Financial counsellor or financial planner: What’s the difference?
By Robert Wright /August 07,2020/
Ok we get it, knowing where to turn to for financial advice can be confusing sometimes! Financial planners and financial counsellors are both types of financial experts, so which one is right for you?
To answer this question, start by considering why you’re seeking financial advice. Is it to improve your financial wellbeing? Plan for retirement? Manage your debt? Or something else entirely?
What is financial planning?
Financial planning is all about developing strategies to build your wealth and reach your financial goals, such as achieving financial independence or having a comfortable retirement.
A financial planner, sometimes called a financial adviser, will work with you to develop a financial plan and make suggestions on how to achieve it. Some of the areas they can provide advice on are:
- Superannuation and retirement planning
- Estate planning
Importantly, they must hold, or work for a company that holds, an Australian financial services license, which is granted by the Australian Securities and Investment Commission (ASIC).
How is it different to financial counselling?
Financial counselling, on the other hand, is a free service that exists to support people in financial difficulty. It is usually offered through community organisations and some government agencies.
Financial counsellors are qualified professionals who provide advice and advocacy to people struggling to manage debt, or unable to meet their ongoing expenses. They aren’t licensed to provide investment advice or invest funds on your behalf.
Some of the services a financial counsellor can provide are:
- explore your financial options and advise you on the pros and cons
- develop a budget or money plan
- prioritise your debts
- speak to creditors on your behalf and negotiate repayment arrangements
- help you access government grants or concessions
- advise you on credit, bankruptcy and debt collection laws.
Unlike financial planners, financial counsellors are not required to hold a financial services license from ASIC, provided they meet strict conditions. This includes not charging clients any fees or accepting any third-party payments or commissions. They are also required to be a member of Financial Counselling Australia.
You should never pay for financial counselling services. Anyone charging fees is, by definition, not a financial counsellor.
When should I see a financial planner?
Many people believe financial planning advice is only for the ‘wealthy’. However, it can help people of all ages prepare for the future and achieve their financial goals. If you’re looking for strategies to build and protect your wealth, a financial planning professional can assist you.
Financial planners work with people at all stages of life, from those in their 20s and 30s, right through to those in retirement, so it’s never too early to get started. Ideally, your relationship with your financial planner will last a lifetime.
Often, people seek out financial advice around major life events. If you’re thinking about buying your first home, starting a business, having children or nearing retirement, it could be a good time to get professional financial advice.
When do I need to see a financial counsellor?
If you’re struggling with debt, at risk of being evicted or having your electricity, gas or phone cut off, we recommend speaking to a financial counsellor as soon as possible.

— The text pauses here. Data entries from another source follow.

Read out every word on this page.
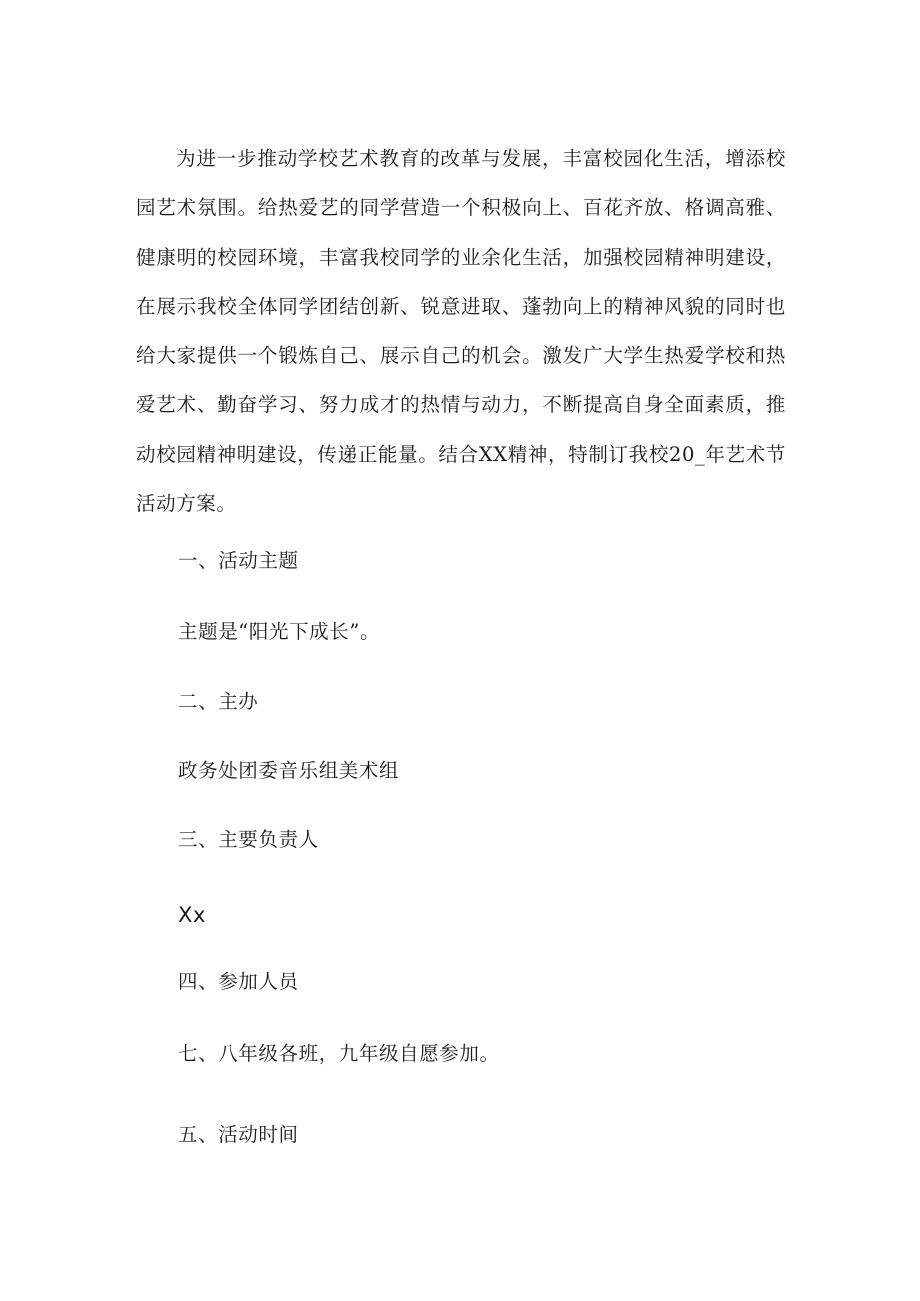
为进一步推动学校艺术教育的改革与发展，丰富校园化生活，增添校园艺术氛围。给热爱艺的同学营造一个积极向上、百花齐放、格调高雅、健康明的校园环境，丰富我校同学的业余化生活，加强校园精神明建设，在展示我校全体同学团结创新、锐意进取、蓬勃向上的精神风貌的同时也给大家提供一个锻炼自己、展示自己的机会。激发广大学生热爱学校和热爱艺术、勤奋学习、努力成才的热情与动力，不断提高自身全面素质，推动校园精神明建设，传递正能量。结合XX精神，特制订我校20_年艺术节活动方案。

一、活动主题

主题是“阳光下成长”。

二、主办

政务处团委音乐组美术组

三、主要负责人

Xx

四、参加人员

七、八年级各班，九年级自愿参加。

五、活动时间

So, which one should I see?
Going back to our earlier question, what are your reasons for seeking financial advice? If it’s to build, grow and sustain your wealth, and you’re not in financial hardship, then a financial planner is the right professional for you.
If you’re experiencing any financial difficulty, then a financial counselling service is the best option to get you back on your feet. Once your financial situation has stabilised, you should definitely consider seeing a financial planner to help you reach your long-term financial goals.